Namun, tanpa aba-aba, pada pagi yang dingin, badannya sulit diangkat, kulitnya gatal meradang bahkan pandangannya kelabus. Hanya Suaida, anak perempuan satu-satunya yang ia miliki sejak ia bercerai dengan suaminya.

Pagi itu sekaligus menjadi pintu gerbang keganjilan Saijah. Tak ada lagi lelaki di desa yang mau menggodanya, bahkan melihatnya saja jijik. Ibu-ibu yang sering mengumpat nya juga tak jauh berbeda, mereka menambah sumpah serapah atas penyakit yang datang pada Saijah. "Syukurla, memang itu yang cocok untuk janda gatal" yang lain mengiyakan dan menambah daftar kesalahan Saijah.

Anaknya Suaidah saat itu masih duduk di sekolah menengah pertama, tanpa keterampilan yang cukup dalam mengurus orang sakit, Suaidah menjadi satu-satunya sandaran bagi ibunya.

Berulang kali ia mendatangi puskesmas, meminta obat, memasakkan makanan, memandikan ibunya hingga mengerjakan segala tugas rumah. Semua dilakukan gadis belia itu. 

Bahkan bau anyir dan tengik dari tubuh ibunya pun tak lagi ia rasakan, hidungnya sudah begitu akrab dengan bebauan itu.

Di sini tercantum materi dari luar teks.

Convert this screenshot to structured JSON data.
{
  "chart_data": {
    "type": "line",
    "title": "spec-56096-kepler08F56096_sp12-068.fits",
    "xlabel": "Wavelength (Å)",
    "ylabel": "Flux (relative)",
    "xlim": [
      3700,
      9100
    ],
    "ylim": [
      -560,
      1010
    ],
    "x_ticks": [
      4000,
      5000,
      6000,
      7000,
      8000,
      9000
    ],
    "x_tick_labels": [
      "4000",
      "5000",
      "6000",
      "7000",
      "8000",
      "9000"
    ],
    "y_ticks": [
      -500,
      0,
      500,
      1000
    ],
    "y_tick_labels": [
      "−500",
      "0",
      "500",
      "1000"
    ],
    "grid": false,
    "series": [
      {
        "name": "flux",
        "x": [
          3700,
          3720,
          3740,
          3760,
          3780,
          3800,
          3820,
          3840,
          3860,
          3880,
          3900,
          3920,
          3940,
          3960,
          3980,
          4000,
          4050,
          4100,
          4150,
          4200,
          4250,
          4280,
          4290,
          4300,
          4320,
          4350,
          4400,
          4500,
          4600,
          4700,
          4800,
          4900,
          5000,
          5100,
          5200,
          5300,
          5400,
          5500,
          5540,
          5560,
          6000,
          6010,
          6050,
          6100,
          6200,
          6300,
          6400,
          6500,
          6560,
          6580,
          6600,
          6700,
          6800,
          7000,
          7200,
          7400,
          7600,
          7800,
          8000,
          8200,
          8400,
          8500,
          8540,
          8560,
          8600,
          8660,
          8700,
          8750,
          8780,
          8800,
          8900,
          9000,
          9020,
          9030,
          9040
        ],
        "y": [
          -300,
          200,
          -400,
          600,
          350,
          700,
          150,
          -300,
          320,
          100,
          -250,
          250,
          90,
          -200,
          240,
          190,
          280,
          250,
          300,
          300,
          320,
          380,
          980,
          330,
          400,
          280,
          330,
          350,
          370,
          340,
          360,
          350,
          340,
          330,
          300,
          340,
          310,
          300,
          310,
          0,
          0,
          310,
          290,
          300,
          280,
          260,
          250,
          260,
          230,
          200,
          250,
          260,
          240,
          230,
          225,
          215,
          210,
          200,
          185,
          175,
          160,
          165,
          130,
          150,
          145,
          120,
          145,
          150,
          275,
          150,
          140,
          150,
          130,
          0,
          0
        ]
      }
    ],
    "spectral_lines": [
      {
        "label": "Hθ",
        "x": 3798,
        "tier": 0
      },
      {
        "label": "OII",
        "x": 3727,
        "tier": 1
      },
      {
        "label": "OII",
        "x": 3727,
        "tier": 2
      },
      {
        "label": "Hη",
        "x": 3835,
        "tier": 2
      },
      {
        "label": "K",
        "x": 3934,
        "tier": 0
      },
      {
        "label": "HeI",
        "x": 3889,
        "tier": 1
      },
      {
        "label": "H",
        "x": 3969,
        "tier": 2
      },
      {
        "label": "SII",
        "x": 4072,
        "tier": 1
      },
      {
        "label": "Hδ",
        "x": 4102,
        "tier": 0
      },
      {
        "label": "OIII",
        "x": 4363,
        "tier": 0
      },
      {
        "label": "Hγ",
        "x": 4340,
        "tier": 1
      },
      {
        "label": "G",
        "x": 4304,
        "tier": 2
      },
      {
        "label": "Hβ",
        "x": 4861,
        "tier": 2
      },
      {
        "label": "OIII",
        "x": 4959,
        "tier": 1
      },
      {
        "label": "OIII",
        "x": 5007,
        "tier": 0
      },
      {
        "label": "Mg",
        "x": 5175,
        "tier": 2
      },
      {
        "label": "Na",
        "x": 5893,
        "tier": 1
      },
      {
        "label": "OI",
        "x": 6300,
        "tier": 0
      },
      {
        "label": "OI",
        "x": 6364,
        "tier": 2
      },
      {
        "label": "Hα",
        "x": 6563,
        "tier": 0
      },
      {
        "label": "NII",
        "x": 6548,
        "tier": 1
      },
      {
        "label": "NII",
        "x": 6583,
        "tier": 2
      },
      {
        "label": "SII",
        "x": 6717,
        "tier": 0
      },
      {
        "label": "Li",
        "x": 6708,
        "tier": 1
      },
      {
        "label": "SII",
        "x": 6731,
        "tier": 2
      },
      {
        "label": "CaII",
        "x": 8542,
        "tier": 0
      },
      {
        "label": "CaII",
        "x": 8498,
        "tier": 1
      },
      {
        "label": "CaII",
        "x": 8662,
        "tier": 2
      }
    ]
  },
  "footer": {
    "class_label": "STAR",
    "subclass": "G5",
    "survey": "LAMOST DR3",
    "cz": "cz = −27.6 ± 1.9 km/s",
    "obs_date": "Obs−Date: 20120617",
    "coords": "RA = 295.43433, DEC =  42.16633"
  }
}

Tengah malam, kadang-kadang ia harus terbangun untuk mengipasi ibunya yang tiba-tiba kepanasan, menyisir rambut ibunya yang tampak mulai memutih setiap pagi, dan mengganti pakaiannya saban hari.

Tidak ada yang benar-benar jahat di dunia ini barangkali, Saijah dan penyakitnya mendapatkan perhatian serius dari kepala desa. Banyak bantuan sembako dan rapalan doa yang ia terima dari orang-orang yang tak dikenalnya. Mereka datang begitu saja, bisa berganti-ganti selama seminggu. 

Banyak yang datang membawa ramuan rempah, kencur, jelingo, banglai. Ada juga yang membawakan sirih kapur sebagai tangkal hal-hal gaib, yang lain membawakan kelapa hijau yang sudah dibakar untuk diminum airnya.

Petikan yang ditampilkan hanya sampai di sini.